Al termostato le cambiamos la junta de goma de perfil rectangular por la nueva y le retiramos la junta de cartón vieja. Impregnamos la junta de aceite nueva y la colocamos en su sitio en el termostato, con lo que se nos quedará adherida y nos facilitará el montaje posterior.





Una vez aquí coloco el termostato como puedo en su sitio, procurando que no se me mueva ninguna junta y coloco los tornillos. Los dos de abajo, mas o menos bien, pero el de arriba hay que ponerlo metiendo la llave allen por el agujero que queda entre los dos tubos del protector, el carenado y el tubo del chasis.


Con eso ya no se ve nada y lo tienes que hacer todo a ciegas. Incomprensiblemente me salió todo a la primera y no tuve ni que cabrearme.
Seguidamente quité las arandelas de no-estanqueidad que tenían los conectores, que eso si que me costó trabajo sacarlas porque estaban literalmente pegadas, y coloqué unas nuevas.


Ajusté los conectores en su sitio y me dispuse a rellenar todo lo que había vaciado, encontrándome al quitar la maleta con la desagradable sorpresa de que el tubo de escape estaba asqueroso. Había llevado la basura de la Guaridischentreffen, principalmente latas de bebidas de malta en la maleta hasta Sevilla, en que se me ocurrió tirarlas a un contenedor de basura y se había ido filtrando y quemando dejándome todo hecho una porquería. Bueno, como digo rellené los líquidos:

  • 150 cc de SAE 80-90 en el brazo del cardan




  • 350 cc de SAE 80-90 en el grupo cónico trasero




  • 800 cc de SAE 80-90 en la caja de cambios




  • 2750 cc de SAE 20W50 en el cárter del motor



Arranqué el motor, comprobé que todo funcionaba bien y decidí dejar el cambio del filtro del aire para el próximo día, porque es un K&N y también tiene su historia.
Me lavé un poco las manos y aproveché para hacerle una foto a la R65 mirando su traje rojo.


Recogí todo y cuando estaba pensando que no se había dado mal el día, me doy cuenta de que no he laqueado una pieza.
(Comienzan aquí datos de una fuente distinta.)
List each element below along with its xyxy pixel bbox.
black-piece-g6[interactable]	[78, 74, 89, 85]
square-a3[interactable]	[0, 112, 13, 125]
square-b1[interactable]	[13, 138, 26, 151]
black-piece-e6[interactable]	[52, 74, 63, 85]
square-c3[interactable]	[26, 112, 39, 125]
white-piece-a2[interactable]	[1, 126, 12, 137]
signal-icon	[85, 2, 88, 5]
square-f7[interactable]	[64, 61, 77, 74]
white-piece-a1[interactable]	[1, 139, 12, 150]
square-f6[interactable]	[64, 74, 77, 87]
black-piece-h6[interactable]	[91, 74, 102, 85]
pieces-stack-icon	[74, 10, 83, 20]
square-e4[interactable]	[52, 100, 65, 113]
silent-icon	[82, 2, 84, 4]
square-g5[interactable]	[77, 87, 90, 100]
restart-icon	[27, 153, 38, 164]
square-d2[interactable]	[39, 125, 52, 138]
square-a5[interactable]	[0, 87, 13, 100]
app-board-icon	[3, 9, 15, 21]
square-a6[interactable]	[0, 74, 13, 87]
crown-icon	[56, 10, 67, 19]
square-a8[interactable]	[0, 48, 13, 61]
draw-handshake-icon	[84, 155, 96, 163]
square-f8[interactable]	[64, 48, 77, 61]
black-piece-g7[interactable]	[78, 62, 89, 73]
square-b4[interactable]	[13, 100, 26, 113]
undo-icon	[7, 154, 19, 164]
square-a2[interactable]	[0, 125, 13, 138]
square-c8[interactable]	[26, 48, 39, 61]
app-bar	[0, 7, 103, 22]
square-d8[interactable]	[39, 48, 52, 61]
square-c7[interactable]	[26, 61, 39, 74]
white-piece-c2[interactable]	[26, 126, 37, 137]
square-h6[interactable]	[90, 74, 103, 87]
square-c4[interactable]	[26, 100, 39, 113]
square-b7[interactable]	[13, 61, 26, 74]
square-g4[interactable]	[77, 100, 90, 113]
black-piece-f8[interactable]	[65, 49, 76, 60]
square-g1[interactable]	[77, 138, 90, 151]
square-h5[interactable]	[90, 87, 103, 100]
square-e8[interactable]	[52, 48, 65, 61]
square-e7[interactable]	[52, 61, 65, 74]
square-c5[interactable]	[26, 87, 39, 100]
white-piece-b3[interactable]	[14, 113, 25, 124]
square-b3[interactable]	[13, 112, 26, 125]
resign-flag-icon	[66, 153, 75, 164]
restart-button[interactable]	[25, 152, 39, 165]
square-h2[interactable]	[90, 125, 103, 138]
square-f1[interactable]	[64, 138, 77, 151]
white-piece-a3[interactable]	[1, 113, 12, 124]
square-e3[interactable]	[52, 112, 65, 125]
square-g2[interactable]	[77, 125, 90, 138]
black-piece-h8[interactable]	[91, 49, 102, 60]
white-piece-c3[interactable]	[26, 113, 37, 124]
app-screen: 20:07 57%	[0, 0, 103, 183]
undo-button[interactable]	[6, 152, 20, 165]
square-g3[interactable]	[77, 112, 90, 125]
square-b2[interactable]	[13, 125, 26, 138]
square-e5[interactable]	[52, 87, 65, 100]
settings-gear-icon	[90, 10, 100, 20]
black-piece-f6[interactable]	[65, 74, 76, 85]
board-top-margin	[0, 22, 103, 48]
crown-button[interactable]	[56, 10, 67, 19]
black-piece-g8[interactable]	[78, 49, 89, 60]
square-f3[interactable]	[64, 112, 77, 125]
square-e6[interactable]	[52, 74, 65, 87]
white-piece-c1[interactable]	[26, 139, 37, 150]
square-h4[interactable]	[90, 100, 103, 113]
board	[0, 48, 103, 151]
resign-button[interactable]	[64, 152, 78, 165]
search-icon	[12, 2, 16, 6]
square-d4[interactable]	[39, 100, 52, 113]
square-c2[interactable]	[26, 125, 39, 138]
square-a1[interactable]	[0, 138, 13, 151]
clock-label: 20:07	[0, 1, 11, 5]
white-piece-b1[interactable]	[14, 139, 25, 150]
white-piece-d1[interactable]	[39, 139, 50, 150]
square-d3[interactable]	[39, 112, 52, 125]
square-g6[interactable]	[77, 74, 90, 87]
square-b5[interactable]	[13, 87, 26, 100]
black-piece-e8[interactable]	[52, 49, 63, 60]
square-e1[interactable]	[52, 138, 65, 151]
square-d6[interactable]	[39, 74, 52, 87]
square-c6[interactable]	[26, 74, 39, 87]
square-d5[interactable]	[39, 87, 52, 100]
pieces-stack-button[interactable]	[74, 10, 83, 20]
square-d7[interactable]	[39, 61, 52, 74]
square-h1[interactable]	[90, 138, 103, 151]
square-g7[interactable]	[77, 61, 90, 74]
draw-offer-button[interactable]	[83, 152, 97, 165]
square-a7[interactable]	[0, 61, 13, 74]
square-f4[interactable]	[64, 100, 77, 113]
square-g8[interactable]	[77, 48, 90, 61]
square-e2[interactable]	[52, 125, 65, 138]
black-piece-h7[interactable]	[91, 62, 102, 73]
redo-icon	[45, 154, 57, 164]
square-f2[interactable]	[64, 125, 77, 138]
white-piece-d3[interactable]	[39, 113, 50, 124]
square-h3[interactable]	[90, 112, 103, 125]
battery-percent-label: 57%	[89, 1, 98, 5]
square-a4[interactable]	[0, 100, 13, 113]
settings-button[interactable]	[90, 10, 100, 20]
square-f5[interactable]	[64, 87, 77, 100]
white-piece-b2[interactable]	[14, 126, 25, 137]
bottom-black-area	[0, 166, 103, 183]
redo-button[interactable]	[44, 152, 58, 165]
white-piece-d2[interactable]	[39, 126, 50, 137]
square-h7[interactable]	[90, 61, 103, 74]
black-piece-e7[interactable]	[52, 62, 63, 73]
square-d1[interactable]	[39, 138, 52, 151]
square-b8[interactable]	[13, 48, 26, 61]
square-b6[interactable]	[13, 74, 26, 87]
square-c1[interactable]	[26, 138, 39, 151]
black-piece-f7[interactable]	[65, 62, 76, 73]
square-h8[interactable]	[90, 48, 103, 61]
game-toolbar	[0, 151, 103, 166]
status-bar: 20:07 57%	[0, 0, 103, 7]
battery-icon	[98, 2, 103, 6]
En efecto, la careta se había quedado por allí escondida y no he reparado en que faltaba. Y el caso es que tuve todo el día la sensación de que me faltaba algo, pero no caía. Debe ser el Alzheimer.


Ea, pues ya vuelvo a tener tarea de laca para el próximo día. Esto no se acaba nunca.
Edito nuevamente la entrada porque acabo de llegar de Ronda. Me he escapado un rato y he aprovechado para laquear la pieza que me faltó el otro día. He tenido que darle algún que otro retoque con pincel antes, en los bordes, porque solo de haberla dejado apoyada en la mesa se ha arañado un poco la pintura.




 

Después he tenido unas palabras con la pistola, que seguía empeñada en estropearme el trabajo escupiendo más que pulverizando la laca. Le he cambiado una tórica que estaba un poco pasada y ya ha seguido bien. He hecho alguna prueba en el interior de la careta y en los tubos de los calentadores de agua, que están ya superprotegidos contra la corrosión por la de pintura que llevan y me he puesto a pintar.


¿Los resultados? pues estos. No está mal del todo pero tampoco está bien del todo. Digamos que progreso adecuadamente.



También he aprovechado para quitarle el filtro de aire K&N a la R100RS y ponerle uno que tenía medio limpio de los normales.


Me lo he traído a Sevilla y acabo de hacerle las dos operaciones primeras: impregnarlo con el limpiador y dejarlo actuar durante diez minutos y ponerlo a secar.


enjuagarlo bien con agua fría a baja presión



Mañana cuando esté bien seco le pondré el aceite y lo dejaré metido en una bolsa hermética hasta que vuelva a Ronda y lo cambie.




Y con esto doy por acabada la entrada.